Claire Williams challenged the male-dominated motor racing establishment when she managed the Williams Formula One racing team, shaking up the way the team was run.
Now a brand ambassador for WAE Technologies, the team’s R&D offshoot, Williams continues to campaign for more women in motorsport and believes that Formula E is creating the perfect environment for women to thrive.
Williams was a star guest for Envision Racing’s Race Against Climate Change event in Berlin ahead of the Formula E double-header at the weekend. She told our host Lissie Mackintosh about her ambition for women in motor racing, including her work with Girls on Track, and why she believes they have a bigger role to play in tackling the climate crisis.
“I have just started my role with Girls on Track, through my association with WAE, and I’m really excited about the journey ahead,” said Williams.
One of the most important aspects of the Girls on Track mission is that it is goes well beyond the search for women who can race cars, she said.
“Girls on Track looks at the whole aspect of motor sport. This is about clearing the way and affording the opportunities for girls to succeed across all kinds of disciplines in motorsport, whether that be engineering, aerodynamics, design, manufacturing, mechanics, the whole spectrum. There are so many wonderful opportunities out there.”
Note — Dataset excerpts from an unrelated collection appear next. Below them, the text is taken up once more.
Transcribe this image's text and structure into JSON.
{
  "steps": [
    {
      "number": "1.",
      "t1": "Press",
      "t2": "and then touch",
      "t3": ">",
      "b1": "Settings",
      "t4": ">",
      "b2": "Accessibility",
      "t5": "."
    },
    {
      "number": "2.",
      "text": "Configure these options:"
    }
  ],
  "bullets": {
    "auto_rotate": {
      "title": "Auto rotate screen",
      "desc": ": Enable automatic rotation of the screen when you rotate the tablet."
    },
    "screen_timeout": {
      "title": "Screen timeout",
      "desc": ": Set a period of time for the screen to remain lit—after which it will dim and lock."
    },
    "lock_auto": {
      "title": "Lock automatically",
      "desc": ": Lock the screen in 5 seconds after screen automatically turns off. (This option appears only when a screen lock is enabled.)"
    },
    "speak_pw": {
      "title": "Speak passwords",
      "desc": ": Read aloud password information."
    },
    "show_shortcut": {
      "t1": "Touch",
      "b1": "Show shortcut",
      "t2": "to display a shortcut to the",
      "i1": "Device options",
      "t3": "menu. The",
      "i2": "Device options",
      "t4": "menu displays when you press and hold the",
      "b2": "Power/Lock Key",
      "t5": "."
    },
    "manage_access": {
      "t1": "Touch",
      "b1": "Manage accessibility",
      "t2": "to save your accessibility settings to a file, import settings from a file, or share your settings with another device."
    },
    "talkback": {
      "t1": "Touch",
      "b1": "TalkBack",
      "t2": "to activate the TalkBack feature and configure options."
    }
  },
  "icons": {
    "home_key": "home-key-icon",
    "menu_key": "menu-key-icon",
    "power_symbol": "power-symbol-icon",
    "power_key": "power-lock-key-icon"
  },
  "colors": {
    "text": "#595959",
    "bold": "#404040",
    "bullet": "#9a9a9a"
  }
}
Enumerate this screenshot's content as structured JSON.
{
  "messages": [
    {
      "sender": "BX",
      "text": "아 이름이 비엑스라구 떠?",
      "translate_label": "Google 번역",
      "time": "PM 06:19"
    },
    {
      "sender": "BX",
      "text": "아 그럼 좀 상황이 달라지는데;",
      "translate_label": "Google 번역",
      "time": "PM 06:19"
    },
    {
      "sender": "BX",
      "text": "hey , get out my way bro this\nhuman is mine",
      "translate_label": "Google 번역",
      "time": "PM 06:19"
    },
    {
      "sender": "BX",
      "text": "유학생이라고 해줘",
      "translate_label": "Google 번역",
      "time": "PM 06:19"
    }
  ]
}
Williams recalled how controversial it was when she stepped up to manage the Williams team in 2013.
“I was lucky enough to have grown up in Formula One. It was my dad’s life and it became our whole family’s life. I was very used to living in that male dominated environment, so becoming a team principal didn’t seem that strange to me.
“It was only when I started doing interviews with the media that I realised that me being a woman, and a young woman at that, was an issue. I used to say to journalists, do you ask Christian [Horner] or Toto [Wolff] what it felt like to be a man running a Formula One team?”
Williams says that she has used those challenges to create an easier pathway for women coming into the sport.
“I always believed that if I could do it, any girl could. I rolled my sleeves up and I worked hard. I think that’s the greatest advice that I can give anyone looking for a job in motorsport. Hard work pays off, and if you roll your sleeves up and you are prepared to put in the work, then you’re going to be successful.”
Formula E and the quest for a sustainable future in motor sport is providing new opportunities for women to forge careers in technology, Williams says. “The climate crisis has to be addressed by everybody. If motor sport is going to survive it needs to engage the next generation. Formula E is a platform that inspires because of its sustainability credentials.
“When I was at Williams, one of our biggest challenges was attracting engineers into our team. It was a wider problem across the industry as a whole and obviously, those jobs have been traditionally held by men. But we were only targeting men, in schools and in universities and that’s why the majority of our applicants were from men.
“The very fact that there is now a whole championship now raced by cars that run on battery technology is really quite extraordinary. Two decades ago, if you had told my dad that this would be possible, he would have fallen out of his wheelchair.”